Outage Post-Mortem – April 13, 2013
We spend enormous amount of our time on the reliability of PagerDuty and the infrastructure that hosts it. Most of this work is invisible, hidden behind the API and the user interface our customers interact with. However, when they fail, they become very noticeable as delays in notifications and 500s on our API endpoints. That’s what happened on Saturday, April 13, at around 8:00am Pacific Time. PagerDuty suffered an outage triggered by degradation in a peering point used by two AWS regions.
We are writing this post to let our customers know what had happened, what we have learned and what we’ll do to fix all the issues uncovered by this outage.
PagerDuty’s infrastructure is hosted in three different datacenters (two in AWS and another in Linode). For the past year, we’ve been rearchitecting our software with the goal of it being able to survive the outage of an entire datacenter (including it being partitioned from the network), but something not specifically built into our design was the ability to survive the failure of two datacenters at once. However unlikely, that is what happened on Saturday morning. Since we consider an AWS region as a datacenter, and having both of them fail at the same time, we weren’t able to remain available with only our last remaining datacenter.

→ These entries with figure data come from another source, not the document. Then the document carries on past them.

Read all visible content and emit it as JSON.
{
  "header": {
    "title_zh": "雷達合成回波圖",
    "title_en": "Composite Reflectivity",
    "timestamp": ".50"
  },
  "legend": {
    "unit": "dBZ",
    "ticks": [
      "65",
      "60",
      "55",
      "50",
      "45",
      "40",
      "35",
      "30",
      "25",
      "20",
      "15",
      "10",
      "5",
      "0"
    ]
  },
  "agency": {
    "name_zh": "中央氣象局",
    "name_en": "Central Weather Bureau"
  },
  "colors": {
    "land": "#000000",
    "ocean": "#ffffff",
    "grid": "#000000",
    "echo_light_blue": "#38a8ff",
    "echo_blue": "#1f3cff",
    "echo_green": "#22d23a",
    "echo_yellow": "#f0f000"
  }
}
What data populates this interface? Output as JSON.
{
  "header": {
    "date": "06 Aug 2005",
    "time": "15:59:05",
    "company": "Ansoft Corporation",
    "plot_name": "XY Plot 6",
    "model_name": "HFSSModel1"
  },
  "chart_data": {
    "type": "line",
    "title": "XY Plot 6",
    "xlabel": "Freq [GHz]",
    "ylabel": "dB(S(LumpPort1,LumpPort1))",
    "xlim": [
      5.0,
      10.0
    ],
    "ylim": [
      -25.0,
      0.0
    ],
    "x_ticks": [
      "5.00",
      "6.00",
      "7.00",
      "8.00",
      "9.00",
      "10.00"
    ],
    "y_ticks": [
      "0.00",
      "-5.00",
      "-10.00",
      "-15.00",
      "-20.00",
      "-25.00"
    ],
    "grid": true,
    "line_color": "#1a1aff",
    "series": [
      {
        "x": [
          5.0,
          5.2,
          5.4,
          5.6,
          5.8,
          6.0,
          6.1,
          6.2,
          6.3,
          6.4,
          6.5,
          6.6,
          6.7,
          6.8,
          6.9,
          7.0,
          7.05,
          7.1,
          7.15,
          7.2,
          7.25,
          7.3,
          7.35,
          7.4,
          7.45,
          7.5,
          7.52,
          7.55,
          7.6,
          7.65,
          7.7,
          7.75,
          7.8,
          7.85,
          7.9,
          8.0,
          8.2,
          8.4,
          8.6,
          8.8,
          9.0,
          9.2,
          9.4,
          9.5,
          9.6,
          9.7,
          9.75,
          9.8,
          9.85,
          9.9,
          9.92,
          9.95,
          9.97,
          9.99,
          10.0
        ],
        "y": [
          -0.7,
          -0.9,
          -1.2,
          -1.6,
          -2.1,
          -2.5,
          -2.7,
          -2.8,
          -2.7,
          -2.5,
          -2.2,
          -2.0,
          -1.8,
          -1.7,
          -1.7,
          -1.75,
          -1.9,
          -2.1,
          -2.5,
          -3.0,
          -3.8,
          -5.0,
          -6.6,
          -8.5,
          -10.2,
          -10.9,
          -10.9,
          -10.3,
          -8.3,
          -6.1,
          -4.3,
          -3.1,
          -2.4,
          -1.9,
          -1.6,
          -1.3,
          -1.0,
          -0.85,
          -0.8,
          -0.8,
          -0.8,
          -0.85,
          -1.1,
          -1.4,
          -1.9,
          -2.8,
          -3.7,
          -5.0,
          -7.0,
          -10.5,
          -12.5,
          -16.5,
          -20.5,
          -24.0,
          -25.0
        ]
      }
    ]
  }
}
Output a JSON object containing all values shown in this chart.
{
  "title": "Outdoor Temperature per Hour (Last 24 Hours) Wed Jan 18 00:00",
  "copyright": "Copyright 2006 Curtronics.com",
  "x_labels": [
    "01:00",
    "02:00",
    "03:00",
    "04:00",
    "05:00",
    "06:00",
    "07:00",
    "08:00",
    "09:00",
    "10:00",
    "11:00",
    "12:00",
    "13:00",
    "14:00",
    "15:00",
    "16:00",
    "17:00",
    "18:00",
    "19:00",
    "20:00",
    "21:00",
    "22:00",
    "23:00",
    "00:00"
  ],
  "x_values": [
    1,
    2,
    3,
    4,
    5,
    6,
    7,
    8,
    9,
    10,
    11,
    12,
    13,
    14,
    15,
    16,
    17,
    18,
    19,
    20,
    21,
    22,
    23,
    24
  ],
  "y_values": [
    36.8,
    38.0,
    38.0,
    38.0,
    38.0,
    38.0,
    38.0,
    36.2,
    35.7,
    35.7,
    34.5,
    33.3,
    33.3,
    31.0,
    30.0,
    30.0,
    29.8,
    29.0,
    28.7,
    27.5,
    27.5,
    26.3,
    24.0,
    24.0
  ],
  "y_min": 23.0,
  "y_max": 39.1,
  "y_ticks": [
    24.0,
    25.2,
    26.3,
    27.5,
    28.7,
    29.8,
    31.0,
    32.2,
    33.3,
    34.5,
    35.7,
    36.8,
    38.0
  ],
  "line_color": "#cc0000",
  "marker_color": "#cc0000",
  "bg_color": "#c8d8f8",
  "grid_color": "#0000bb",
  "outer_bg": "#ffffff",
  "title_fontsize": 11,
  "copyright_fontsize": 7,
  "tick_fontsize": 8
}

We picked our three datacenters to have no dependency amongst them, and made sure that they are physically separated. However, we have since learned that two of the datacenters shared a common peering point. This peering point experienced an outage that resulted in both of our datacenters going offline.
Note: All times referenced below are in Pacific Time.
- At 7:57am, according to AWS, connectivity issue begins due to a peering point degrading in Northern California
- At 8:11am, PagerDuty on-call engineer is paged about an issue with the one of the nodes in our notification dispatch system
- At 8:13am, an attempt is made to bring back the failed node but with no success
- At 8:18am, our monitoring system detects multiple-provider failure for notifications (caused by connectivity issue). At this time, most of the notifications are still going through, but with increased latencies and error rates
- At 8:31, a Sev-2 was declared and more engineers were paged to help out
- At 8:35am, PagerDuty completely loses its ability to dispatch notification, as it couldn’t establish quorum due to high network latency. Sev-1 is declared
- At 8:53am, PagerDuty notification dispatch system was able to reach quorum and started to process all queued notifications
- At 9:23am, according to AWS, connectivity issue at the Northern California peering point ends
During the post-mortem analysis, our engineers also determined that a misconfiguration on our coordinator service prevented us from recovering quickly. In all, PagerDuty wasn’t able to dispatch notifications for 18 minutes between 8:35am and 8:53am; however, during this time, our events API was still able to accept events.
What we’re going to do
As always with major outages, we learn something new about deficiencies in our software. These are some of our plans to rectify the discovered issues.
- During our analysis, we found that we didn’t have adequate logging to debug issues within some of our systems. We have now added more logging and started to aggregate them into a single source for better searchability.
- During the outage, most of the failed coordinator processes were restarted manually. We are going to add a process watcher to restart such processes automatically.
- We also found that we didn’t have good visibility into the inter-host connectivity. We’ll be building a dashboard that shows this.
- We also found that not all of our engineering staff are up to date with Cassandra and ZooKeeper. We’ll be investing time to train our staff on both of these technologies.
- Investigate moving off one of the AWS regions. We’ll need to do our homework when picking a new hosting provider and the datacenter to avoid single point of failure.